I have recently found out that I may have a chronic illness.
I have never felt right my whole life--I've always felt fatigued, spacey, low energy, and have had random dizzy spells. In addition, I have gone my whole life not being treated for my mental disorders. Recently, my mental health has decided to manifest physical symptoms and has made my life a living hell. Due to this, I tried an antidepressant, and...to cut the juicy details it made me feel so much worse than how I was already feeling. I had such a bad reaction that my doctor had me referred to a neurologist.
Ever since then, my life has been extremely low. I feel dizzy, lightheaded, and fatigued every day. I had to quit my job because I couldn't stand doing 8-12 hour shifts running around on concrete and being talked at by customers. I have a hard time leaving the house altogether without worrying if I'm going to have a fainting spell. I have to be on top of everything I do, but at what cost? Just to remain feeling like shit every day?

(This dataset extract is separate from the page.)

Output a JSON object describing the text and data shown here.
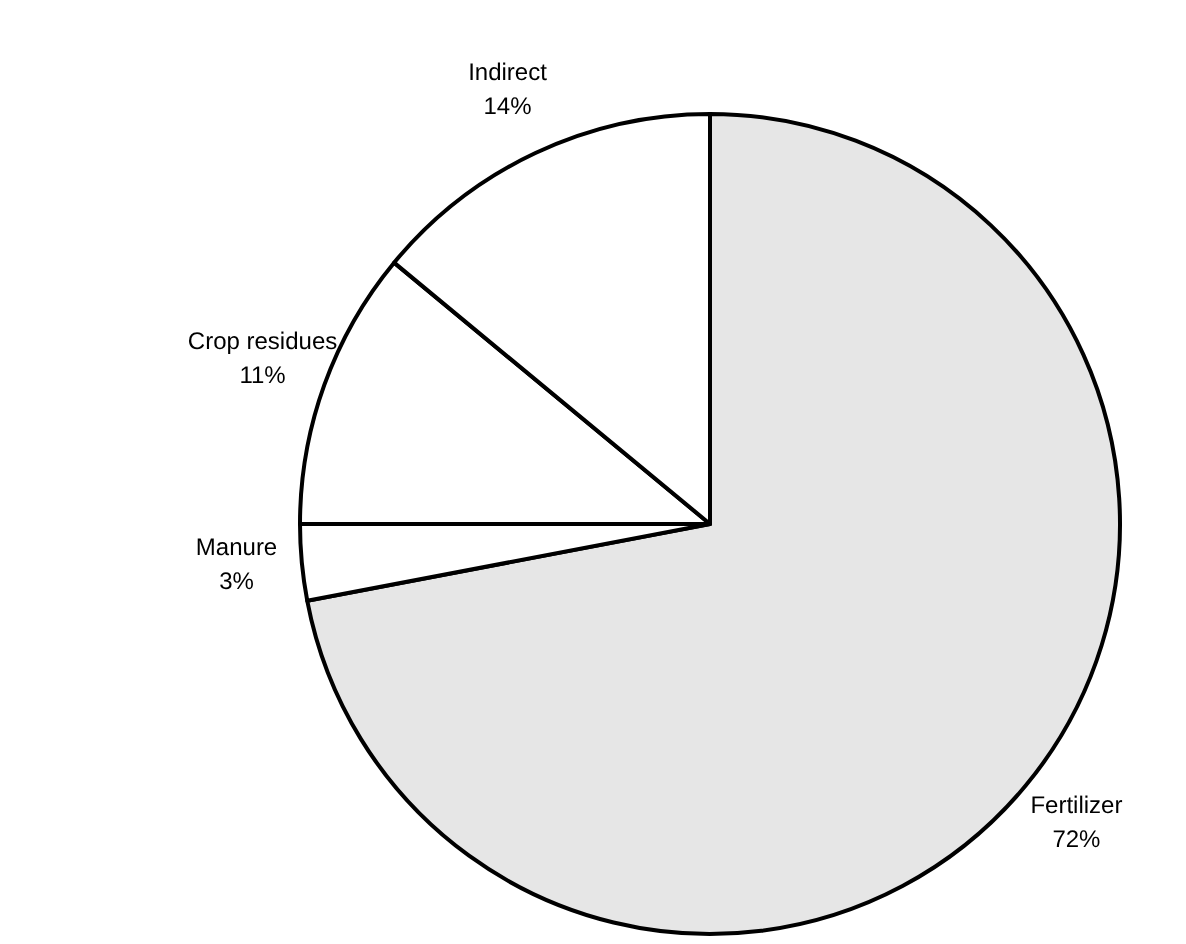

It made me grateful for the healthy body I once had. Grateful I never had a major health problem until now. I'm learning to cope with lifestyle changes, but it's very hard to pretend like everything is okay all the time. I miss working (sort of), I miss going out with my friends, I miss having a school routine, I miss living a somewhat normal life. Now this "invisible illness" is holding me back.
The only thing that gives me hope is hearing other people's success stories with their own chronic illnesses. I've been told that people with the chronic condition that I am waiting to be diagnosed with can live a somewhat normal life through medication and lifestyle changes.
If anyone else would like to share their story about their chronic illness and how they cope, this is a safe space! I'd like to hear. :) take care of yourselves everyone!